Terça-feira, 28 de Jul de 2026

Wanderlei Barbosa pede engajamento de servidores, secretários e parlamentares na campanha de Dorinha e deputados iniciam defesa de Atos Gomes para dar sentido político à indicação familiar do governador para vice

28/07/2026 155 visualizações

A política eleitoral no Estado segue como é: no estado primitivo.

O governador Wanderlei Barbosa liderou na noite de ontem encontro do Republicanos.

Ali, pediu engajamento de servidores, secretários e parlamentares na campanha de Dorinha Seabra.

No palanque estavam Dorinha, Eduardo Gomes Carlos Gaguim e também o deputado Ricardo Ayres.

Ayres que, ontem, junto com a deputada Janad Valcari e o pré-candidato a deputado, Fábio Vaz, iniciaram campanha “Atos Gomes” na vice. Todos do Republicanos como Wanderlei.

Um movimento que tem a função única de retirar do ambiente familiar a indicação do vice que de fato é. A uma semana da convenção, não poderia ser mais explícito como o atraso.

A decisão de Wanderlei coincidiu com os números da pesquisa Lucro Ativo (liberada ontem pela Justiça Eleitoral).
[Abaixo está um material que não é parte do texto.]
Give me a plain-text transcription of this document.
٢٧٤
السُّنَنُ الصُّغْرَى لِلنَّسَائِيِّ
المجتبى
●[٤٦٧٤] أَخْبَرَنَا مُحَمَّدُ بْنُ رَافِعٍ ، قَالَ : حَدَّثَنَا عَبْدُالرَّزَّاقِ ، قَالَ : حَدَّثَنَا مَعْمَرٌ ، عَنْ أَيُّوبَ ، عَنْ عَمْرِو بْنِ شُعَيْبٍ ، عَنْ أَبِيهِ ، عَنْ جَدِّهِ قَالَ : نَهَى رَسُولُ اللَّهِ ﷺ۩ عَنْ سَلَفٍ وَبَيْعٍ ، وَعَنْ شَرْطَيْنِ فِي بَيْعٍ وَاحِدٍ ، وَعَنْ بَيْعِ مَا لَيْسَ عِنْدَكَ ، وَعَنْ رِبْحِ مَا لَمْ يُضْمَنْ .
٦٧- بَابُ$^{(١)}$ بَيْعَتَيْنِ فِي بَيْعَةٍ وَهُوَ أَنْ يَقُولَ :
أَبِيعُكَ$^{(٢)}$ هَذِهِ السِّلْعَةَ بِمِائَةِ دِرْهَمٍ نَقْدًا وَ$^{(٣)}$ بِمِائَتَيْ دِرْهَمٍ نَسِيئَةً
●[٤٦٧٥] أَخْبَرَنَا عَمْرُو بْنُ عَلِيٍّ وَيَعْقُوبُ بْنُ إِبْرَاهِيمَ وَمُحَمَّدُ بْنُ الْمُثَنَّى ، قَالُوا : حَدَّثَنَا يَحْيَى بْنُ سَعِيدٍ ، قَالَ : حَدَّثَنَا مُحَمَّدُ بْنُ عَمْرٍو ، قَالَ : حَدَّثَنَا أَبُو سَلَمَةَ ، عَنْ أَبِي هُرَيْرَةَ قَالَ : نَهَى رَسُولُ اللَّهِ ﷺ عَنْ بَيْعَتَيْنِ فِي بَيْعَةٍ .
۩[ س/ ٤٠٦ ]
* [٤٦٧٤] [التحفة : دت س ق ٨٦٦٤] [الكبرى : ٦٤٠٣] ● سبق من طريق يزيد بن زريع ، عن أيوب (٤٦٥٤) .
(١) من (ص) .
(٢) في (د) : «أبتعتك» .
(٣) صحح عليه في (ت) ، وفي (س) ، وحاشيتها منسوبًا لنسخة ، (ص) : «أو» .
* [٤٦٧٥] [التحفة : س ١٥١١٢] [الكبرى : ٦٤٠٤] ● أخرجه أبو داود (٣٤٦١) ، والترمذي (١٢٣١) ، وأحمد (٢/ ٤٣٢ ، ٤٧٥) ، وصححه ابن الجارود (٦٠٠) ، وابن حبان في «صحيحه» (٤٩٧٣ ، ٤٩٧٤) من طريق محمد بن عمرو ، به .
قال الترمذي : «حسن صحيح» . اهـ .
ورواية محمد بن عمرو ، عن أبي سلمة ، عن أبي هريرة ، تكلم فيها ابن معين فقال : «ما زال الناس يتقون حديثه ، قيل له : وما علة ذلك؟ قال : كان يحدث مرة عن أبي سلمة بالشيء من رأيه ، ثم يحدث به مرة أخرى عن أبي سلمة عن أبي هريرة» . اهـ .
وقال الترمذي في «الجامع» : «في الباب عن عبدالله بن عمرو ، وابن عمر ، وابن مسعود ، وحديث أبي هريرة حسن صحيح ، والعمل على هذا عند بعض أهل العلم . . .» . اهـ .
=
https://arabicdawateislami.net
Eles dão a Dorinha extraordinários 10 pontos percentuais sobre Vicentinho Jr (37,40%/27%. E, como um passe de mágica, uma rejeição de 20,1%, menor do que os 26,20% que rejeitariam Vicentinho.

A pesquisa da Lucro Ativo foi realizada de 21 a 25 de julho. Praticamente igual período da Paraná Pesquisas (21 a 24 de julho) divulgada na sexta.

No que levanta a pergunta: que eleitores são estes que dão duas respostas diametralmente opostas quase simultaneamente em quatro dias.

Isto porque, contrariamente à Lucro Ativo, os números da Paraná são mais condizentes com as pesquisas anteriores do mesmo instituto. Na outra, não.

Na Paraná se mostrava (de 21 a 24 de julho) Vicentinho com 15,87% na espontânea (Dorinha 13,8%).

Na Lucro (21 a 25 de julho) Dorinha com 33,40% e Vicentinho, 24,33% (espontânea) são índices extraordinariamente inusitados numa pesquisa espontânea (onde não se mostra nomes) e para um mesmo período.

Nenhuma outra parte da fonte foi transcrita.